La sua famiglia era così composta: la moglie Pina de Paola (1920-2009), i figli Michele (1946) ed Enzo (1949) nati a Lupara, Massimo (1953) e Marcello (1956) nati a Capracotta e Maria Teresa (1962) nata a Termoli.
Nei primi anni '50 Capracotta, dopo l'abbandono delle postazioni da parte dei tedeschi nel '43, si presentava in gran parte distrutta e solo parzialmente ricostruita. Il contesto era di una povertà diffusa che servì a plasmare il carattere dei capracottesi permeato da uno spirito di solidarietà importante. In questo quadro papà continuò la sua opera di giornalista riferendo di questa situazione e citando le difficoltà di un paese (all'epoca Capracotta contava circa 4.000 abitanti) che doveva affrontare inverni lunghi e nevosi, mitigati dall'arrivo del Clipper, il grande spazzaneve americano regalato al paese dai suoi emigranti d'America. Narrava, sulle pagine molisane di alcuni quotidiani, di episodi eroici quando il paese veniva a trovarsi isolato ed in difficoltà per le abbondanti nevicate; noi bambini dell'epoca vivevamo questa atmosfera quasi eroica tanto e vero che il conduttore dello spazzaneve, Leo Conti, era considerato un vero supereroe. Attraverso la sua opera giornalistica, papà indicava le possibili risorse per avviare uno sviluppo economico del paese individuandole principalmente nel settore turistico; allora la ricettività alberghiera si limitava al solo Hotel Vittoria gestito dalla famiglia Ianiro; si tentò anche la realizzazione di un altro albergo (penso si chiamasse Stella Alpina) che non ebbe però seguito. Il turismo, quindi, si limitava al rientro nei mesi estivi di "villeggianti" capracottesi residenti in varie città italiane.

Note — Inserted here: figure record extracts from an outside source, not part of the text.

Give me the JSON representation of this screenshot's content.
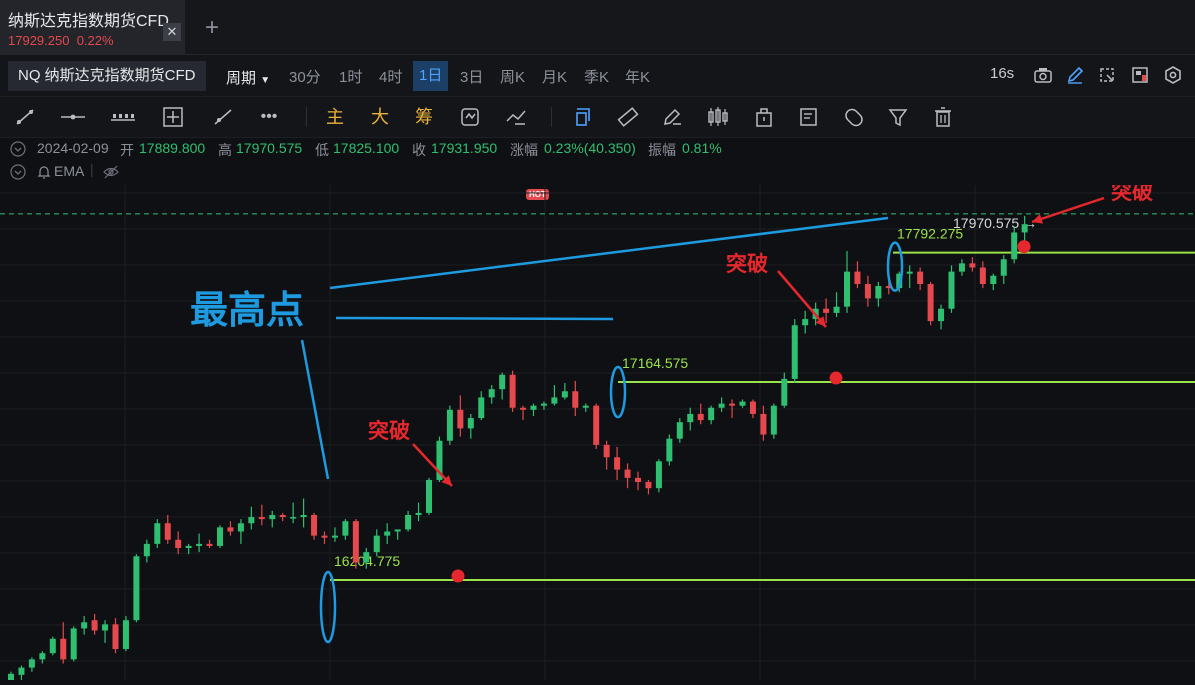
{
  "tab": {
    "title": "纳斯达克指数期货CFD",
    "price": "17929.250",
    "change": "0.22%",
    "close_icon": "close-icon",
    "add_icon": "plus-icon"
  },
  "toolbar": {
    "symbol": "NQ 纳斯达克指数期货CFD",
    "period_label": "周期",
    "periods": [
      "30分",
      "1时",
      "4时",
      "1日",
      "3日",
      "周K",
      "月K",
      "季K",
      "年K"
    ],
    "active_period": "1日",
    "refresh": "16s",
    "right_icons": [
      "camera-icon",
      "pencil-icon",
      "resize-icon",
      "layout-icon",
      "settings-icon"
    ]
  },
  "drawing_tools": {
    "icons": [
      "trend-line-icon",
      "horizontal-line-icon",
      "channel-icon",
      "crosshair-icon",
      "ray-icon",
      "more-icon"
    ],
    "text_tools": [
      "主",
      "大",
      "筹"
    ],
    "icons2": [
      "replay-icon",
      "indicator-icon",
      "select-icon",
      "ruler-icon",
      "brush-icon",
      "candle-icon",
      "lock-icon",
      "note-icon",
      "magnet-icon",
      "filter-icon",
      "trash-icon"
    ],
    "hot_badge": "HOT"
  },
  "ohlc": {
    "date": "2024-02-09",
    "open_label": "开",
    "open": "17889.800",
    "high_label": "高",
    "high": "17970.575",
    "low_label": "低",
    "low": "17825.100",
    "close_label": "收",
    "close": "17931.950",
    "change_label": "涨幅",
    "change": "0.23%(40.350)",
    "amp_label": "振幅",
    "amp": "0.81%"
  },
  "indicator": {
    "name": "EMA"
  },
  "colors": {
    "up": "#2fbf71",
    "down": "#e5484d",
    "level": "#9be34a",
    "annot": "#1e9be0",
    "text_annot": "#e5282d",
    "bg": "#0f1013"
  },
  "chart_data": {
    "type": "candlestick",
    "ylim": [
      15720,
      18120
    ],
    "current_price": "17970.575",
    "levels": [
      {
        "value": 16204.775,
        "label": "16204.775"
      },
      {
        "value": 17164.575,
        "label": "17164.575"
      },
      {
        "value": 17792.275,
        "label": "17792.275"
      }
    ],
    "annotation_title": "最高点",
    "breakout_label": "突破",
    "candles": [
      [
        15700,
        15760,
        15690,
        15750
      ],
      [
        15745,
        15790,
        15720,
        15780
      ],
      [
        15780,
        15830,
        15760,
        15820
      ],
      [
        15820,
        15860,
        15800,
        15850
      ],
      [
        15850,
        15930,
        15840,
        15920
      ],
      [
        15920,
        16000,
        15800,
        15820
      ],
      [
        15820,
        15980,
        15810,
        15970
      ],
      [
        15970,
        16030,
        15940,
        16000
      ],
      [
        16010,
        16040,
        15940,
        15960
      ],
      [
        15960,
        16010,
        15900,
        15990
      ],
      [
        15990,
        16020,
        15850,
        15870
      ],
      [
        15870,
        16030,
        15860,
        16010
      ],
      [
        16010,
        16330,
        16000,
        16320
      ],
      [
        16320,
        16400,
        16290,
        16380
      ],
      [
        16380,
        16500,
        16360,
        16480
      ],
      [
        16480,
        16520,
        16380,
        16400
      ],
      [
        16400,
        16440,
        16330,
        16360
      ],
      [
        16360,
        16380,
        16330,
        16370
      ],
      [
        16370,
        16430,
        16340,
        16380
      ],
      [
        16380,
        16400,
        16360,
        16370
      ],
      [
        16370,
        16470,
        16360,
        16460
      ],
      [
        16460,
        16490,
        16420,
        16440
      ],
      [
        16440,
        16500,
        16380,
        16480
      ],
      [
        16480,
        16560,
        16450,
        16510
      ],
      [
        16510,
        16570,
        16470,
        16500
      ],
      [
        16500,
        16540,
        16460,
        16520
      ],
      [
        16520,
        16530,
        16490,
        16510
      ],
      [
        16510,
        16580,
        16480,
        16510
      ],
      [
        16510,
        16600,
        16460,
        16520
      ],
      [
        16520,
        16530,
        16400,
        16420
      ],
      [
        16420,
        16440,
        16380,
        16410
      ],
      [
        16410,
        16460,
        16390,
        16420
      ],
      [
        16420,
        16500,
        16400,
        16490
      ],
      [
        16490,
        16500,
        16260,
        16290
      ],
      [
        16290,
        16360,
        16260,
        16340
      ],
      [
        16340,
        16450,
        16320,
        16420
      ],
      [
        16420,
        16480,
        16380,
        16440
      ],
      [
        16440,
        16450,
        16400,
        16450
      ],
      [
        16450,
        16540,
        16440,
        16520
      ],
      [
        16520,
        16580,
        16490,
        16530
      ],
      [
        16530,
        16700,
        16520,
        16690
      ],
      [
        16690,
        16900,
        16680,
        16880
      ],
      [
        16880,
        17050,
        16860,
        17030
      ],
      [
        17030,
        17100,
        16900,
        16940
      ],
      [
        16940,
        17010,
        16890,
        16990
      ],
      [
        16990,
        17120,
        16980,
        17090
      ],
      [
        17090,
        17150,
        17060,
        17130
      ],
      [
        17130,
        17210,
        17080,
        17200
      ],
      [
        17200,
        17220,
        17020,
        17040
      ],
      [
        17040,
        17050,
        16980,
        17030
      ],
      [
        17030,
        17060,
        17000,
        17050
      ],
      [
        17050,
        17070,
        17030,
        17060
      ],
      [
        17060,
        17150,
        17050,
        17090
      ],
      [
        17090,
        17160,
        17080,
        17120
      ],
      [
        17120,
        17170,
        17000,
        17040
      ],
      [
        17040,
        17060,
        17020,
        17050
      ],
      [
        17050,
        17060,
        16840,
        16860
      ],
      [
        16860,
        16880,
        16740,
        16800
      ],
      [
        16800,
        16850,
        16690,
        16740
      ],
      [
        16740,
        16770,
        16650,
        16700
      ],
      [
        16700,
        16730,
        16640,
        16680
      ],
      [
        16680,
        16690,
        16620,
        16650
      ],
      [
        16650,
        16790,
        16630,
        16780
      ],
      [
        16780,
        16910,
        16760,
        16890
      ],
      [
        16890,
        16990,
        16870,
        16970
      ],
      [
        16970,
        17040,
        16930,
        17010
      ],
      [
        17010,
        17060,
        16960,
        16980
      ],
      [
        16980,
        17050,
        16960,
        17040
      ],
      [
        17040,
        17090,
        17020,
        17060
      ],
      [
        17060,
        17080,
        16990,
        17050
      ],
      [
        17050,
        17080,
        17040,
        17070
      ],
      [
        17070,
        17080,
        16990,
        17010
      ],
      [
        17010,
        17050,
        16880,
        16910
      ],
      [
        16910,
        17060,
        16890,
        17050
      ],
      [
        17050,
        17210,
        17040,
        17180
      ],
      [
        17180,
        17470,
        17160,
        17440
      ],
      [
        17440,
        17510,
        17400,
        17470
      ],
      [
        17470,
        17550,
        17440,
        17520
      ],
      [
        17520,
        17570,
        17450,
        17500
      ],
      [
        17500,
        17600,
        17480,
        17530
      ],
      [
        17530,
        17800,
        17500,
        17700
      ],
      [
        17700,
        17750,
        17620,
        17640
      ],
      [
        17640,
        17680,
        17530,
        17570
      ],
      [
        17570,
        17650,
        17530,
        17630
      ],
      [
        17630,
        17680,
        17590,
        17620
      ],
      [
        17620,
        17700,
        17600,
        17690
      ],
      [
        17690,
        17730,
        17620,
        17700
      ],
      [
        17700,
        17720,
        17610,
        17640
      ],
      [
        17640,
        17650,
        17440,
        17460
      ],
      [
        17460,
        17540,
        17420,
        17520
      ],
      [
        17520,
        17730,
        17500,
        17700
      ],
      [
        17700,
        17760,
        17680,
        17740
      ],
      [
        17740,
        17770,
        17700,
        17720
      ],
      [
        17720,
        17750,
        17620,
        17640
      ],
      [
        17640,
        17690,
        17610,
        17680
      ],
      [
        17680,
        17780,
        17640,
        17760
      ],
      [
        17760,
        17920,
        17740,
        17890
      ],
      [
        17890,
        17970,
        17830,
        17930
      ]
    ]
  }
}
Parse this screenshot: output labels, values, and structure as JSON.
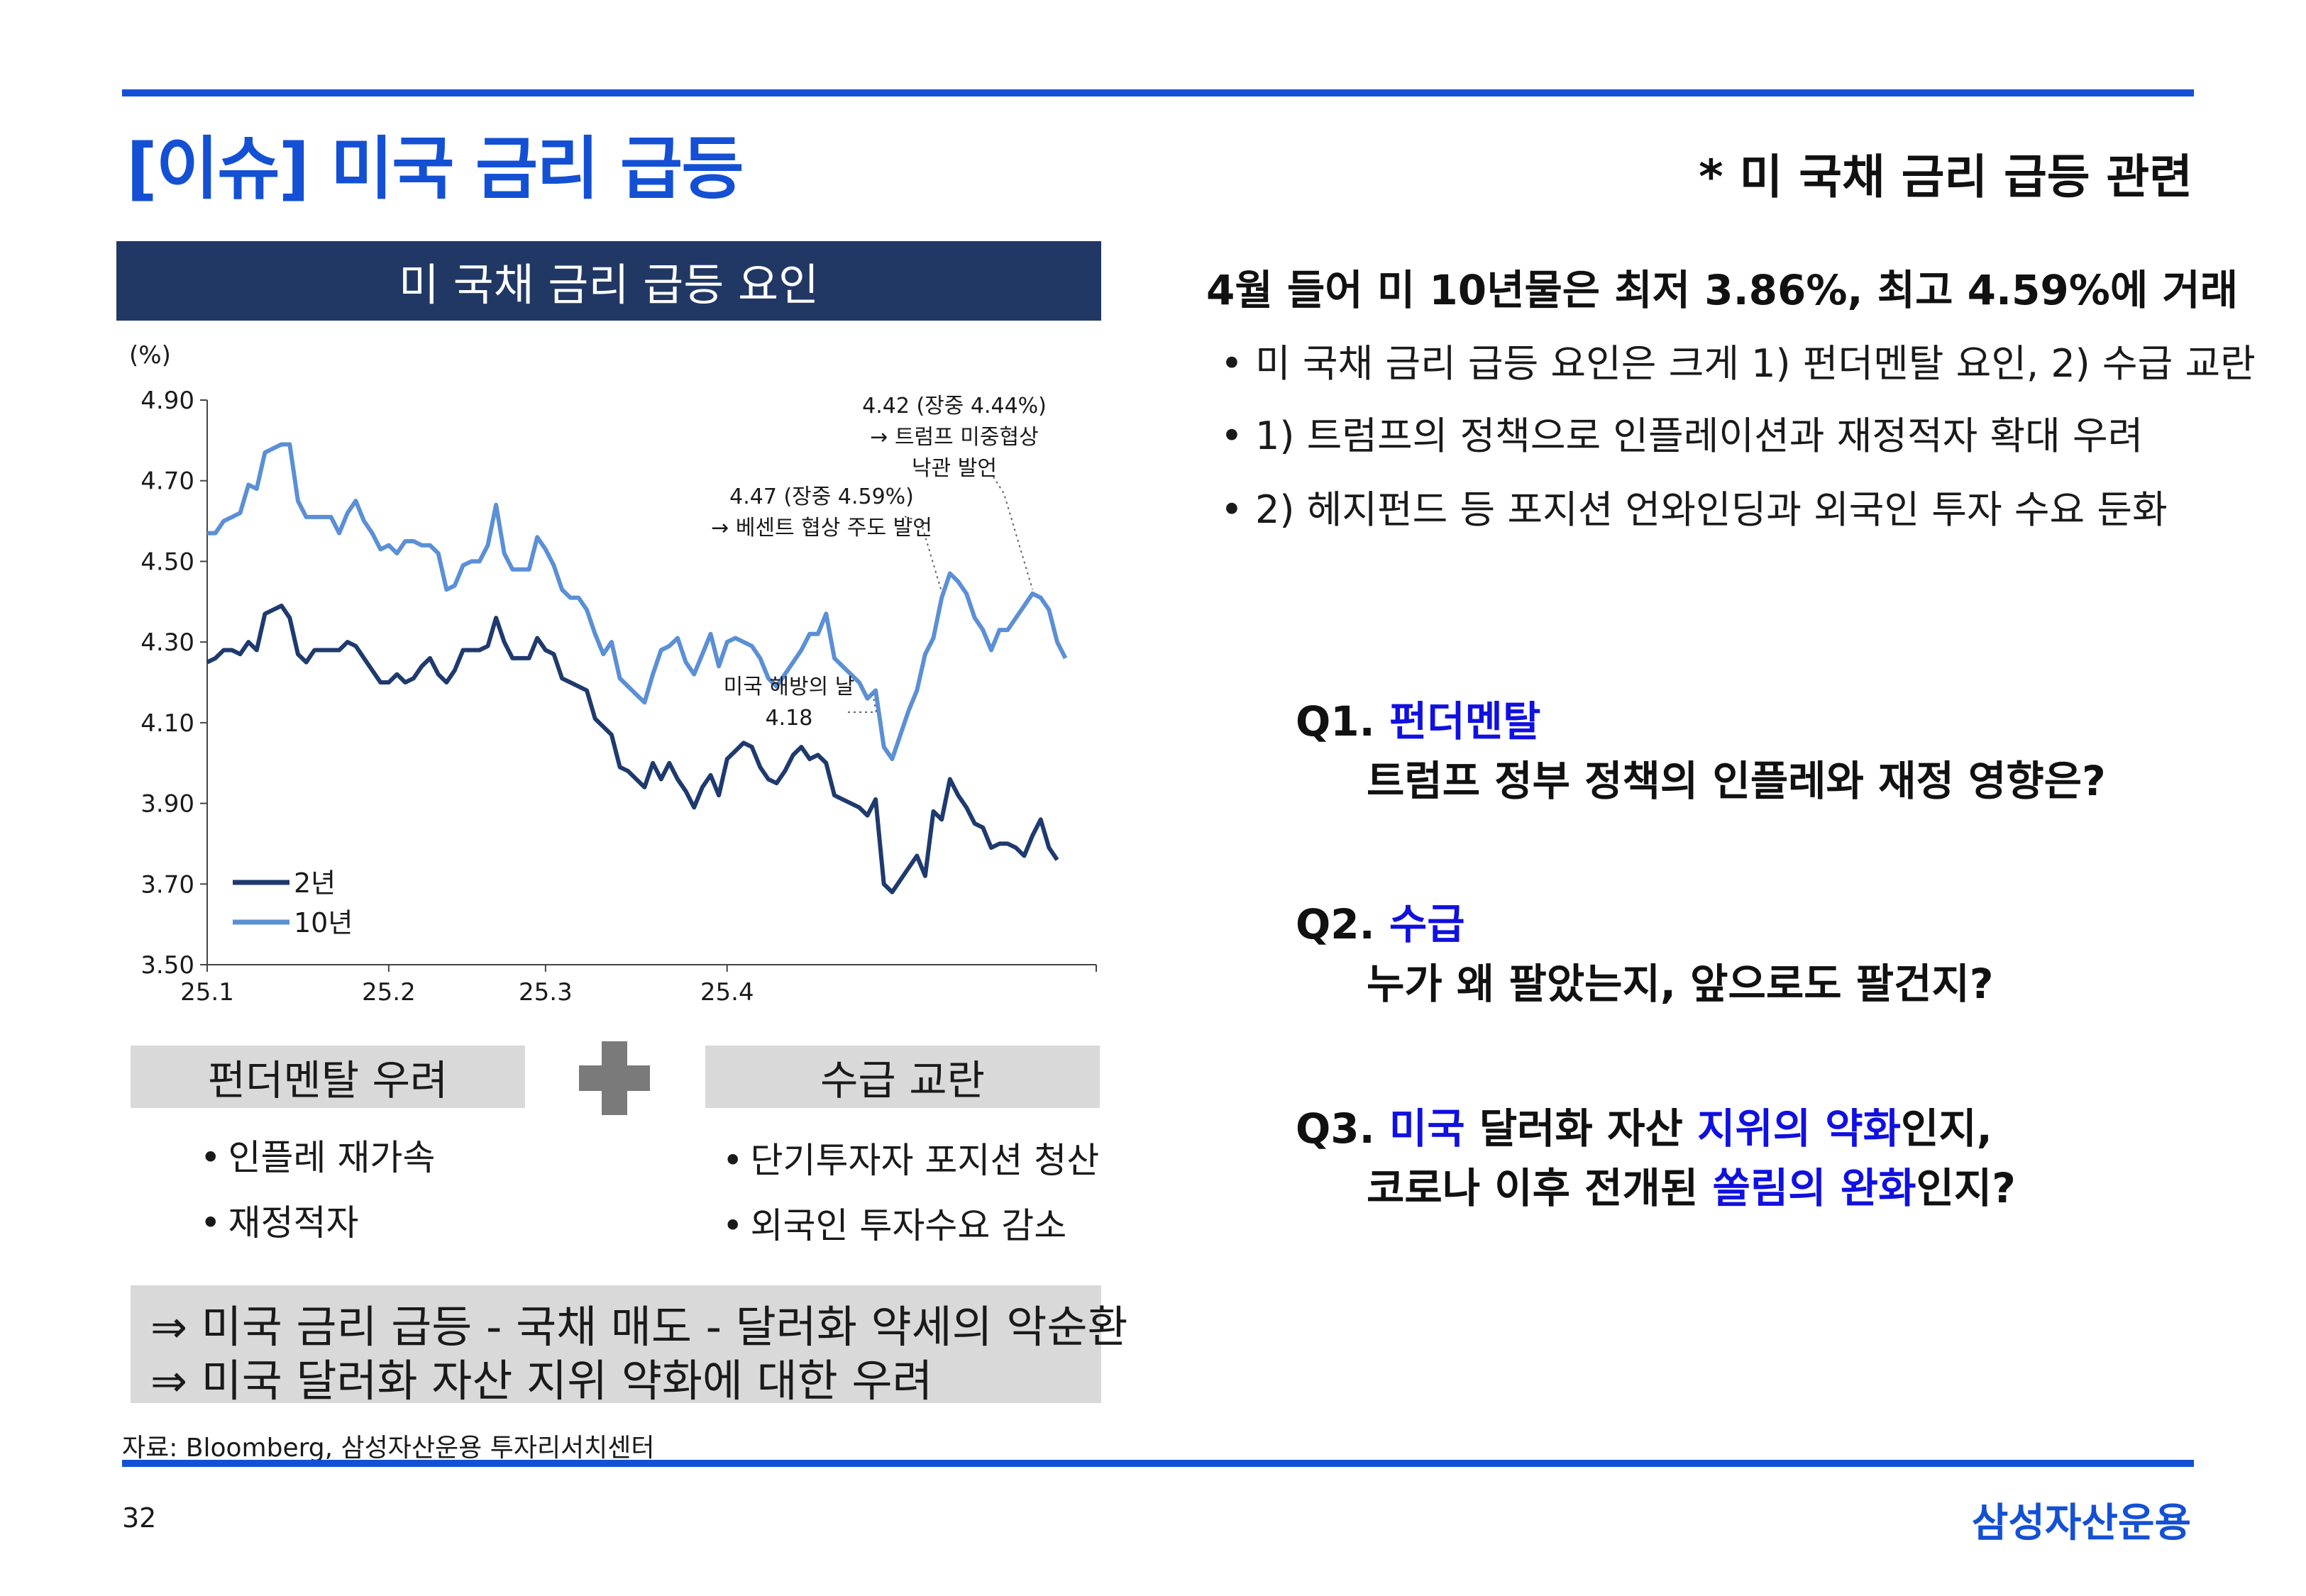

Il legame della nostra famiglia con Capracotta era profondo; la cerchia di amici che frequentavamo annoverava il maresciallo dei Carabinieri Lino Nafra, il direttore didattico Romeo Paglione (fratello dell'artista e pittore Leo tragicamente scomparso nel 2004), il maresciallo in pensione De Mura, il barone d'Alena; questo gruppetto si incontrava allo Sci Club o al bar da Ciro dove si scatenavano furibonde partite a tressette.
La sua attività di medico, poi, lo portava soprattutto d'inverno, a compiere delle vere e proprie avventure; ricordo che nelle fredde notti invernali doveva a volte recarsi per urgenze sanitarie fuori paese; con gli sci si recava quindi alla caserma dei Carabinieri (vicino casa) per farsi accompagnare dai militi dotati di torce e armati di moschetti per proteggersi da probabili incontri con i lupi; a volte mancava la luce e, per dargli un segnale per il suo ritorno a casa, mettevamo delle candele dietro ai vetri delle finestre per dargli un punto di riferimento.
La vita di noi ragazzi a Capracotta era serena, eravamo felici, grandi giochi, grandi sciate al "prato di Conti" (più o meno a valle dell'Hotel Capracotta), grandi divertimenti, grandi comitive...
Il suo impegno sociale papà lo svolgeva non solo come medico ma anche come giornalista e scrittore. Ha pubblicato articoli su riviste scientifiche nazionali di medicina sociale dove segnalava la difficile vita di alcune categorie di lavoratori, come per esempio i carbonai, particolarmente disagiata ed al limite della condizione umana.
Poi, purtroppo, ci siamo dovuti separare da Capracotta per il problema della scolarità di noi ragazzi e ci trasferimmo a Termoli.
Capracotta però ci è rimasta nel cuore e nelle nostre visite quasi annuali, fino a qualche anno fa incontravamo ancora persone che ricordavano papà con grande piacere se non con grande affetto.